Eliza Bridell Fox | |
Birth Date: | 1824 |
Birth Place: | London Borough of Hackney |
Death Date: | 1903 |
Nationality: | British |
Eliza Bridell Fox, née Eliza Florance Fox (1824–1903), was a British painter and teacher.
She was born in Hackney as the daughter of William Johnson Fox, preacher and politician, Unitarian minister of the South Place Chapel, and Eliza nee Florance. He was a friend of radical journalist Benjamin Flower. On Flower's death in 1829, his two daughters, Eliza Flower and Sarah Fuller Flower Adams, became William Johnson Fox's wards.[1] Mr and Mrs Fox separated in the 1830s, and, causing much scandal, her father apparently took her and her siblings to set up home with Eliza Flower. This unconventional family unit lived first in Stamford Hill and later Bayswater.[2]
Eliza Fox was known as 'Tottie', and had initially wanted to go on the stage, though her father (despite his habit of lying on a sofa, giving Shakespearean readings), was nervous about this. He consulted his friend William Macready, who told her she was too small, and so she took up art at the age of twenty.[3] While her father believed in the value of an education for women, he felt that the art of drawing was unnecessary, leading Eliza initially to study by herself.[4] Eliza became a copyist by first studying Bernhard Siegfried Albinus' Anatomy, which her father bought for her, and later, by copying paintings in the National Gallery and the British Museum.[4] Receiving encouragement from artists, she finally convinced her father to let her study for three years at Sass's Academy under the directorship of Francis Stephen Cary.[4] Here she studied alongside Anna Mary Howitt, who had a career as a painter and writer, and whose parents were friends of the novelist Elizabeth Gaskell.[3] In 1847 Eliza graduated and her pastel portrait of her father was shown in 1847 at the Royal Academy.[4] The next year she showed a historical portrait of Gainsborough when a boy sketching from Nature.[4]

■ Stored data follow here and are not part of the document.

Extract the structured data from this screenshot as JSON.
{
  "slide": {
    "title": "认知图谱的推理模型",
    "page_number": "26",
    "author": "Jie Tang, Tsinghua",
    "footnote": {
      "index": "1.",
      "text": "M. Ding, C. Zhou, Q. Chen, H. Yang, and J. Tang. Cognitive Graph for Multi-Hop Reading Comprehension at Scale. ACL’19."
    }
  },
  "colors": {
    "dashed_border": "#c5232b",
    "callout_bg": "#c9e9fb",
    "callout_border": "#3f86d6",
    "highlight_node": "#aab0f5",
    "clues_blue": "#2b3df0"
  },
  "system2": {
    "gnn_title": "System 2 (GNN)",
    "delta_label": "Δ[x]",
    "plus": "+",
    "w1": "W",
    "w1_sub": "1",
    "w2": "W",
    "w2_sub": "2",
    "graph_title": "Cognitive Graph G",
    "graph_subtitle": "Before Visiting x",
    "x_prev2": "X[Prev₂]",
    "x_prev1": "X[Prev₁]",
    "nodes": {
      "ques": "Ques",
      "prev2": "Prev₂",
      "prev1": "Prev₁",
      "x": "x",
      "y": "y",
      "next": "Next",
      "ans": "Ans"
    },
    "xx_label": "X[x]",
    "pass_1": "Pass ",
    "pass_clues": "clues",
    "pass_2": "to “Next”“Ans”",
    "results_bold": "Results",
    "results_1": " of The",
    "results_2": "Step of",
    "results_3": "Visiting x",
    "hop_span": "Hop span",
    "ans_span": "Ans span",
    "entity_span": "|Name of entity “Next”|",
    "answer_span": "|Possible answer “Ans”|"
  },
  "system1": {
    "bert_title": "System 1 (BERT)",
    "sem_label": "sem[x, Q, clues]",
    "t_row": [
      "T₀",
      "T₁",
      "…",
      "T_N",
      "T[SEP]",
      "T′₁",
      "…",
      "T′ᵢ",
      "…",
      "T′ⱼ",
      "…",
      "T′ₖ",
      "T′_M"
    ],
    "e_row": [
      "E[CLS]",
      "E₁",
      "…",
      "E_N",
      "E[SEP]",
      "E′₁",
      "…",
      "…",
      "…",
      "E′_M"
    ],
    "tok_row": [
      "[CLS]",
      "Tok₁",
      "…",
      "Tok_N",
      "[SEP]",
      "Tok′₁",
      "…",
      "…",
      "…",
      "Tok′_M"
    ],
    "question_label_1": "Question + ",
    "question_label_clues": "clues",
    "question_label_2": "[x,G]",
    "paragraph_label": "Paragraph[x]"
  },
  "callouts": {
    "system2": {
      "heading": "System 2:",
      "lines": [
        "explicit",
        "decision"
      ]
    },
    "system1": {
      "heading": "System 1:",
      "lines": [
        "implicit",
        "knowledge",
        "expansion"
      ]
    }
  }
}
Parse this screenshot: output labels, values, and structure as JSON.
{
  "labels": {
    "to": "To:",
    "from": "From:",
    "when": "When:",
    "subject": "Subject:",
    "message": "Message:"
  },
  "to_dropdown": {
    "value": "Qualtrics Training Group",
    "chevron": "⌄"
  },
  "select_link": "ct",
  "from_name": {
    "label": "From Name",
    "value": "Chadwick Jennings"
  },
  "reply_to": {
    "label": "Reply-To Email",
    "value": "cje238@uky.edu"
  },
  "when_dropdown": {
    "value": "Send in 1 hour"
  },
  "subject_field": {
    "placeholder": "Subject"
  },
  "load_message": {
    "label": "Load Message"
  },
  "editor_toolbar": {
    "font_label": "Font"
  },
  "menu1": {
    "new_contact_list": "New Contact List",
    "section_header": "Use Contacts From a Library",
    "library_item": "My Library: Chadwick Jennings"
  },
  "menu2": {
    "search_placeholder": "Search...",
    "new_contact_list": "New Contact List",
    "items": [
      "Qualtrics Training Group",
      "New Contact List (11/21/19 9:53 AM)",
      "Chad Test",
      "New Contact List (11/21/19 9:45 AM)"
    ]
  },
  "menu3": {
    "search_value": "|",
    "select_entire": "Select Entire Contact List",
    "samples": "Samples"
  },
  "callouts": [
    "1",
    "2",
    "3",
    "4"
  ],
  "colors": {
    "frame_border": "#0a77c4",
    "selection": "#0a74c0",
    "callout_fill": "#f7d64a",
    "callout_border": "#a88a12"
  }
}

She then started to hold drawing evenings at home in her father's library where she and other women artists could draw from "undraped" (i.e. nude) models.[4] After a few years she began instruction with the purpose of educating women to the point that they would qualify for admittance to the Royal Academy schools, and one of her students, Laura Herford, succeeded on the basis of a drawing that only included her first initials.[4] Herford was admitted to the Antique School as the first woman to do so.[4]
In 1849, she first met Elizabeth Gaskell, who had recently gained much notice through her first novel Mary Barton, and they subsequently became close friends.[3]
In 1858 Fox went to Rome, where she married Frederick Lee Bridell the next year. She remained in Italy, painting alongside her husband and accompanying him on trips until he died in 1862.[4] In this period she is known for portraits of visiting friends and their company. She then took a long trip to Algiers where she continued to make portraits of visitors.[4] In 1871 she remarried a second time to her cousin George Edward Fox, and resumed her maiden name.[4]